While, in previous section, we provided definitions of our components, here we present several instances of each component and their implementations.

4.1 extBRISMF - Dimensionality Extending BRISMF

The core of our framework is a matrix factorization algorithm. We extended the BRISMF algorithm by Takács et al. [10] by the ability to deal with changing dimensions of the matrix over time. We named this new variant of the algorithm extBRISMF for dimensionality extending BRISMF. The original BRISMF keeps the dimensions of the matrix fixed and does not update latent item factors. In our algorithm we lift those limitations. This ability is important in SSL, because the algorithms often encounter items and users not seen before.

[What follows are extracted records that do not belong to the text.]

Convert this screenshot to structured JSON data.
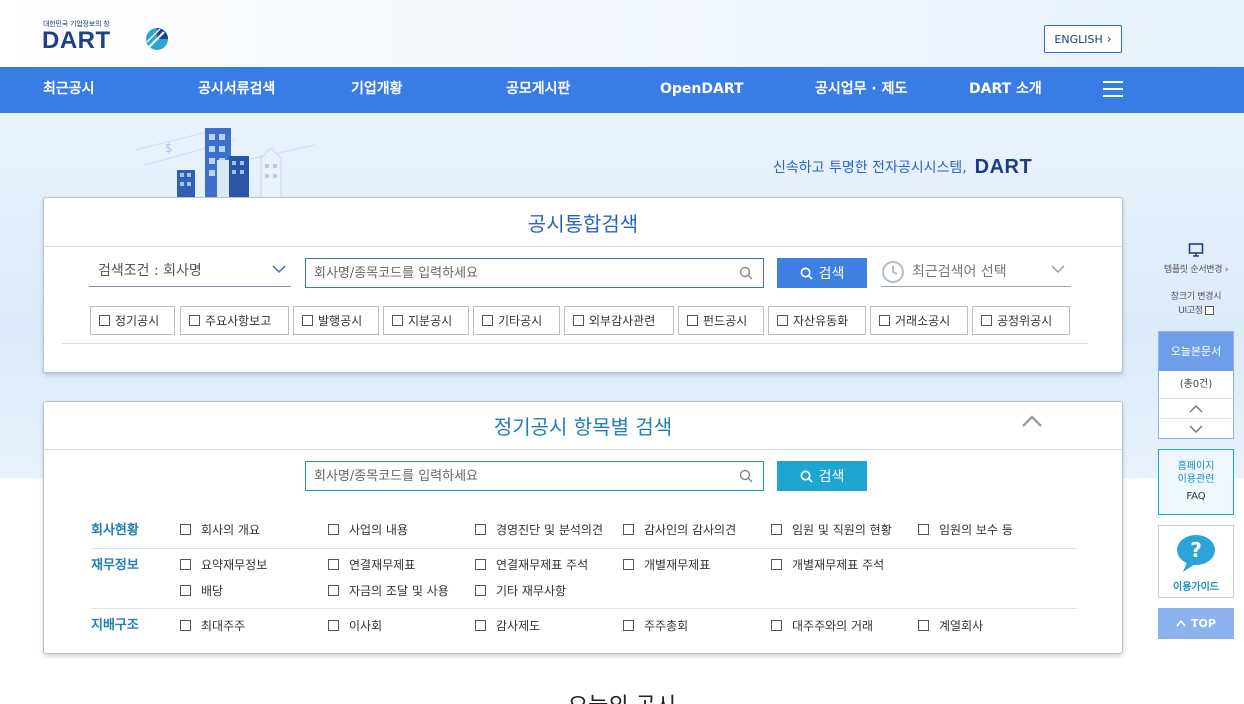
{
  "header": {
    "logo_tagline": "대한민국 기업정보의 창",
    "logo_text": "DART",
    "english_button": "ENGLISH"
  },
  "gnb": {
    "items": [
      "최근공시",
      "공시서류검색",
      "기업개황",
      "공모게시판",
      "OpenDART",
      "공시업무 · 제도",
      "DART 소개"
    ]
  },
  "hero": {
    "tagline": "신속하고 투명한 전자공시시스템,",
    "tagline_brand": "DART"
  },
  "unified_search": {
    "title": "공시통합검색",
    "condition_select": "검색조건 : 회사명",
    "search_placeholder": "회사명/종목코드를 입력하세요",
    "search_button": "검색",
    "recent_select": "최근검색어 선택",
    "filters": [
      "정기공시",
      "주요사항보고",
      "발행공시",
      "지분공시",
      "기타공시",
      "외부감사관련",
      "펀드공시",
      "자산유동화",
      "거래소공시",
      "공정위공시"
    ]
  },
  "periodic_search": {
    "title": "정기공시 항목별 검색",
    "search_placeholder": "회사명/종목코드를 입력하세요",
    "search_button": "검색",
    "categories": [
      {
        "label": "회사현황",
        "options": [
          "회사의 개요",
          "사업의 내용",
          "경영진단 및 분석의견",
          "감사인의 감사의견",
          "임원 및 직원의 현황",
          "임원의 보수 등"
        ]
      },
      {
        "label": "재무정보",
        "options": [
          "요약재무정보",
          "연결재무제표",
          "연결재무제표 주석",
          "개별재무제표",
          "개별재무제표 주석",
          "배당",
          "자금의 조달 및 사용",
          "기타 재무사항"
        ]
      },
      {
        "label": "지배구조",
        "options": [
          "최대주주",
          "이사회",
          "감사제도",
          "주주총회",
          "대주주와의 거래",
          "계열회사"
        ]
      }
    ]
  },
  "quick_bar": {
    "template_order": "템플릿 순서변경",
    "ui_fix_line1": "창크기 변경시",
    "ui_fix_line2": "UI고정",
    "today_docs": "오늘본문서",
    "today_count": "(총0건)",
    "faq_line1": "홈페이지",
    "faq_line2": "이용관련",
    "faq_line3": "FAQ",
    "guide": "이용가이드",
    "top": "TOP"
  },
  "bottom": {
    "heading": "오늘의 공시"
  },
  "colors": {
    "gnb": "#3a7ce6",
    "title_blue": "#2a63c7",
    "teal": "#1ea5d0"
  }
}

For decomposition of the rating matrix R into two latent matrices \(R \approx PQ\) we use stochastic gradient descent (SGD). P is a matrix of latent user factors with elements \(p_{uk}\), where u is a user and k is a latent dimension. Similarly, Q is a matrix of latent item factors with elements \(q_{ik}\), where i is an item. That results in the following update formulas for SGD [10]:

$$\begin{aligned} \begin{aligned} p_{u,k} \leftarrow p_{u,k} + \eta \cdot (predictionError \cdot q_{i,k} - \lambda \cdot p_{u,k})\\ q_{i,k} \leftarrow q_{i,k} + \eta \cdot (predictionError \cdot p_{u,k} - \lambda \cdot q_{i,k}) \end{aligned} \end{aligned}$$
(7)

where \(\eta \) is a learn rate and \(\lambda \) a regularization parameter that prevents overfitting. A rating prediction can be obtained by multiplying the corresponding item and user vector from latent matrices \(\widehat{r}_{ui} \approx p_u \cdot q_i\).

In Algorithm 1 we present our extBRISMF. Apart from expanding dimensions of latent matrices, we also introduced a different type of initialization for new user/item vectors. We initialize them with an average vector of the corresponding matrix plus a small random component instead of just a random vector.

figure a

4.2 Training Set Splitter

We propose three types of training set splitter (cf. Fig. 1). All of them have one parameter p that controls the degree of overlapping between the co-trainers.

User Size Splitter. This splitter discriminates between users of different sizes. Size of a user is defined as the number of rating he/she has provided. Users are divided into segments based on their sizes and assigned to co-trainers. In case of only two co-trainers, for instance, one of them will be trained on so called “power users” and the other one on small users. This method is based on a histogram of user sizes. It creates N segments (N = number of co-trainers) using equal density binning (each segment has the same number of users).

Random Splitter. Ratings are divided between co-trainers randomly. This method serves as a baseline for comparisons.

Dimensions Preserving Random Splitter. This splitter also assigns ratings randomly to co-trainers, however, in contrast to the previous method, it guarantees that all co-trainers have a matrix with same dimensions. This means that all co-trainers have at least one rating from all users and items from the initial training set. This might be beneficial for methods not able to extend the dimensions of their matrices over time.

4.3 Prediction Assembler

Prediction assembler aggregates rating predictions from all co-trainers into a single value. We propose three ways of calculating this aggregation.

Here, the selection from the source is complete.